Bauwelt

Maßstabssprünge

Text: Stumm, Alexander, Berlin; Klingbeil, Kirsten, Berlin

Maßstabssprünge

Text: Stumm, Alexander, Berlin; Klingbeil, Kirsten, Berlin

Lehm gilt ob seiner Ökobilanz, der fast energieneu­tralen Produktion und der reichlichen Verfügbarkeit als Low Tech-Lösungsansatz für die Bauwende. Allerdings sprach man schon in den 1980er Jahren von einer „Lehmbaurenaissance“. Damals schuf der Pionier Gernot Minke in Kassel Experimentalbauten und initiierte die erste Ökosiedlung in Deutschland. Im Pariser Centre Pompidou und im Deutschen Architekturmuseum Frankfurt war 1982 die große, von Jean Dethier kuratierte Ausstellung „Lehmarchitektur – Die Zukunft einer vergessenen Bautradition“ zu sehen. Bei Lyon realisierten Jourda & Perraudin bis 1985 eine Sozialwohnsiedlung in Stampflehm. Doch kurz danach war von Lehm kaum mehr was zu hören. Was damals nicht gelang, war der Maßstabssprung hin zur industriellen Produktion und die Etablierung als alltäglichen Baustoff. Diese Ausgabe widmet sich Akteuren, die genau das ändern wollen: BC Materials produzieren Lehm aus dem Baustellenaushub der Brüsse­ler U-Bahn – und sind nun auf Kooperation mit den großen Herstellern aus.

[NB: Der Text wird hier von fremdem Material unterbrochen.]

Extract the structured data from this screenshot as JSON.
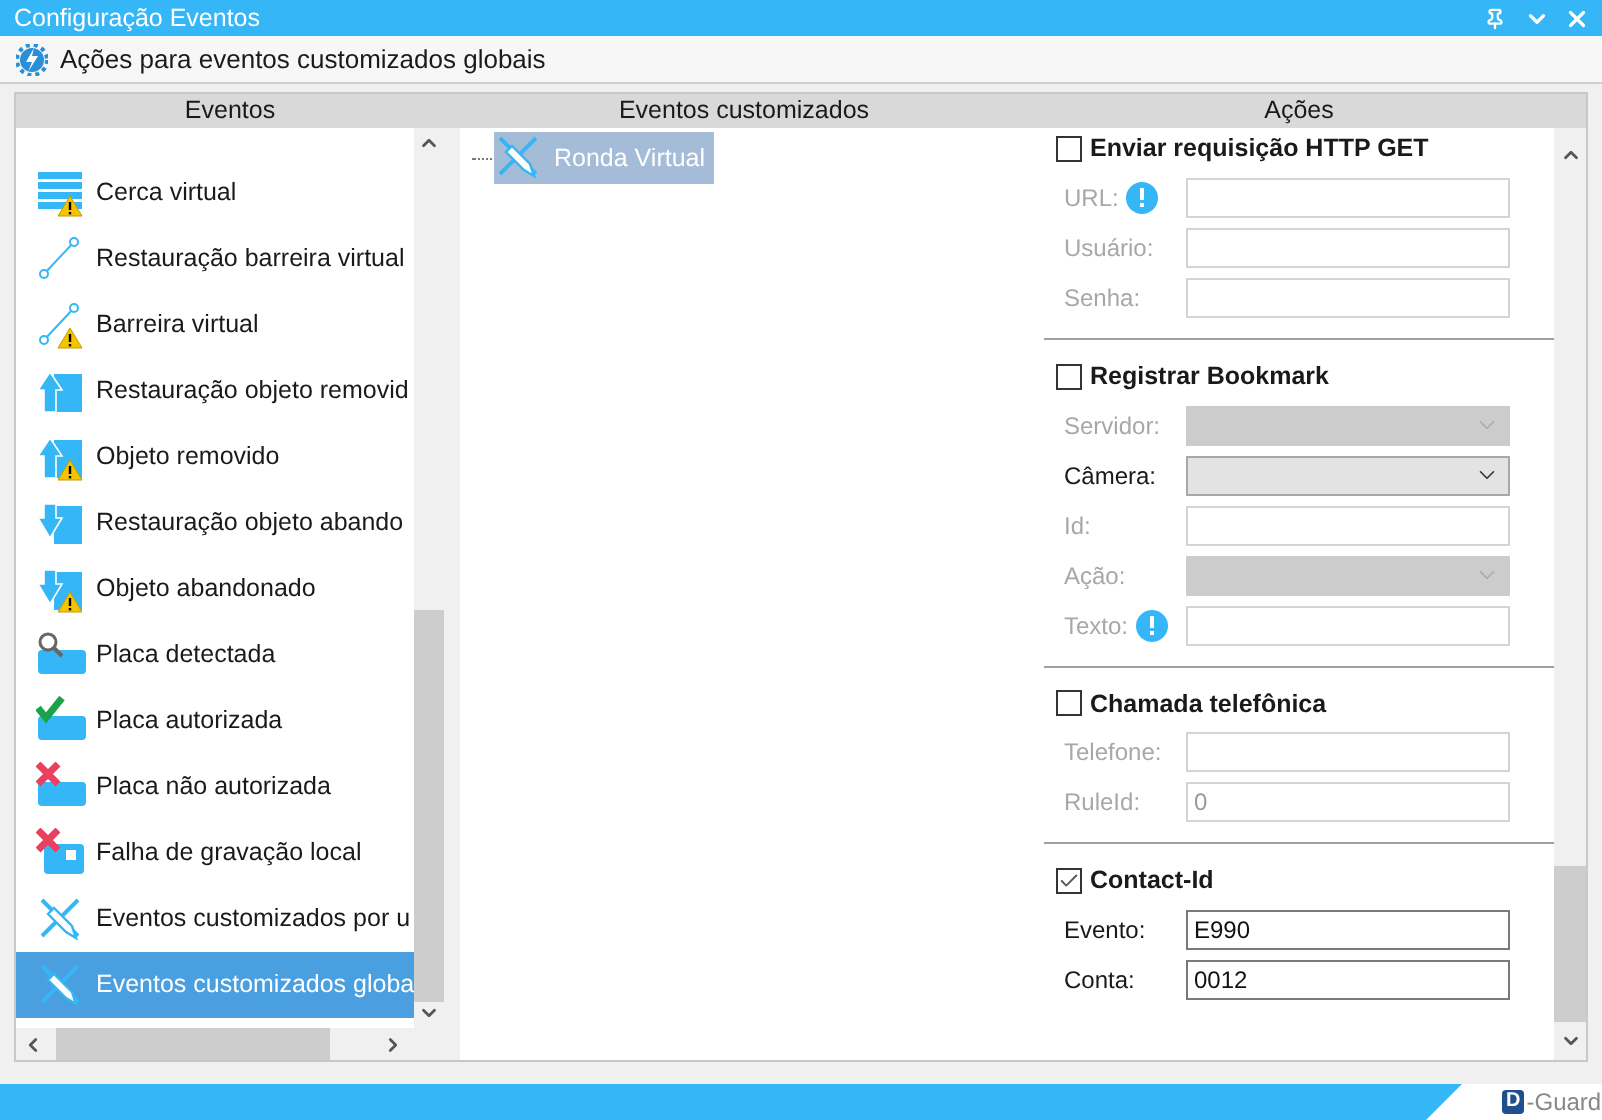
{
  "window": {
    "title": "Configuração Eventos"
  },
  "toolbar": {
    "title": "Ações para eventos customizados globais"
  },
  "columns": [
    "Eventos",
    "Eventos customizados",
    "Ações"
  ],
  "events": [
    {
      "label": "Cerca virtual",
      "kind": "fence",
      "warning": true,
      "selected": false
    },
    {
      "label": "Restauração barreira virtual",
      "kind": "line",
      "warning": false,
      "selected": false
    },
    {
      "label": "Barreira virtual",
      "kind": "line",
      "warning": true,
      "selected": false
    },
    {
      "label": "Restauração objeto removid",
      "kind": "removed",
      "warning": false,
      "selected": false
    },
    {
      "label": "Objeto removido",
      "kind": "removed",
      "warning": true,
      "selected": false
    },
    {
      "label": "Restauração objeto abando",
      "kind": "abandoned",
      "warning": false,
      "selected": false
    },
    {
      "label": "Objeto abandonado",
      "kind": "abandoned",
      "warning": true,
      "selected": false
    },
    {
      "label": "Placa detectada",
      "kind": "plate-search",
      "warning": false,
      "selected": false
    },
    {
      "label": "Placa autorizada",
      "kind": "plate-check",
      "warning": false,
      "selected": false
    },
    {
      "label": "Placa não autorizada",
      "kind": "plate-x",
      "warning": false,
      "selected": false
    },
    {
      "label": "Falha de gravação local",
      "kind": "disk-x",
      "warning": false,
      "selected": false
    },
    {
      "label": "Eventos customizados por u",
      "kind": "custom",
      "warning": false,
      "selected": false
    },
    {
      "label": "Eventos customizados globa",
      "kind": "custom",
      "warning": false,
      "selected": true
    }
  ],
  "custom_events": [
    {
      "label": "Ronda Virtual",
      "selected": true
    }
  ],
  "actions": [
    {
      "title": "Enviar requisição HTTP GET",
      "checked": false,
      "fields": [
        {
          "label": "URL:",
          "kind": "text",
          "disabled": true,
          "info": true
        },
        {
          "label": "Usuário:",
          "kind": "text",
          "disabled": true,
          "info": false
        },
        {
          "label": "Senha:",
          "kind": "text",
          "disabled": true,
          "info": false
        }
      ]
    },
    {
      "title": "Registrar Bookmark",
      "checked": false,
      "fields": [
        {
          "label": "Servidor:",
          "kind": "select",
          "disabled": true,
          "info": false
        },
        {
          "label": "Câmera:",
          "kind": "select",
          "disabled": false,
          "info": false
        },
        {
          "label": "Id:",
          "kind": "text",
          "disabled": true,
          "info": false
        },
        {
          "label": "Ação:",
          "kind": "select",
          "disabled": true,
          "info": false
        },
        {
          "label": "Texto:",
          "kind": "text",
          "disabled": true,
          "info": true
        }
      ]
    },
    {
      "title": "Chamada telefônica",
      "checked": false,
      "fields": [
        {
          "label": "Telefone:",
          "kind": "text",
          "disabled": true,
          "info": false
        },
        {
          "label": "RuleId:",
          "kind": "text",
          "disabled": true,
          "info": false,
          "value": "0"
        }
      ]
    },
    {
      "title": "Contact-Id",
      "checked": true,
      "fields": [
        {
          "label": "Evento:",
          "kind": "text",
          "disabled": false,
          "info": false,
          "value": "E990"
        },
        {
          "label": "Conta:",
          "kind": "text",
          "disabled": false,
          "info": false,
          "value": "0012"
        }
      ]
    }
  ],
  "footer": {
    "logo_mark": "D",
    "logo_text": "-Guard"
  }
}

Martin Rauch setzt mit Lehm Ton Erde Baukunst in Schlins auf die Vorfabri­kation von bis zu vier Tonnen schweren Stampflehmgroßelementen, die quasi am Fließband entstehen. Mit Gramazio Kohler und Mario Cucinella Archi­tects wagt sich die technikaffine Zunft an den althergebrachten Baustoff und stellt Prototypen mit Robotern und 3D-Druckern her. Neben technischer Innovation bedarf es vor allem Rechtssicherheit. Christof Ziegert gibt einen Ausblick, wie mit neuen Normen ab Frühjahr 2023 tragendes Lehmsteinmauerwerk bis einschließlich Gebäudeklasse 4 möglich wird. Die Zukunft des Lehmbaus sah lange nicht so gut aus.
Die trauen sich was
Anfang des Jahres setzten wir auf der Bauwelt 5.2022 den Titel: Wohnen! Wir zeigten vier Projekte mit insgesamt 158 Wohnungen. Jetzt haben wir wieder gezählt: Mit nur zwei Wohnbebauungen sind 640 Wohnungen entstanden – und zwar nicht in irgendeiner Megacity, wo das wenig überraschen würde, sondern in Amsterdam. Zwischen den Projekten vom Jahresanfang und den Zweien in diesem Heft liegt ein ordentlicher Maßstabsprung. Beide stammen von Architekturbüros, die erprobt sind mit großformatigen Vielgeschossern und einem geschickten Umgang mit komplexen Strukturen: MVRDV und Barcode Architects zusammen mit BIG. Natürlich werfen die Projekte Fragen der Nachhaltigkeit auf, der sozialen Mischung, der realis­tischen Bereicherung für ihr Umfeld. Doch man schaut auch ein bisschen fasziniert ins Nachbarland, wo Planer mutig und „Out of the Box“-Ideen probieren und nicht einfach alles in viereckige Kisten stecken.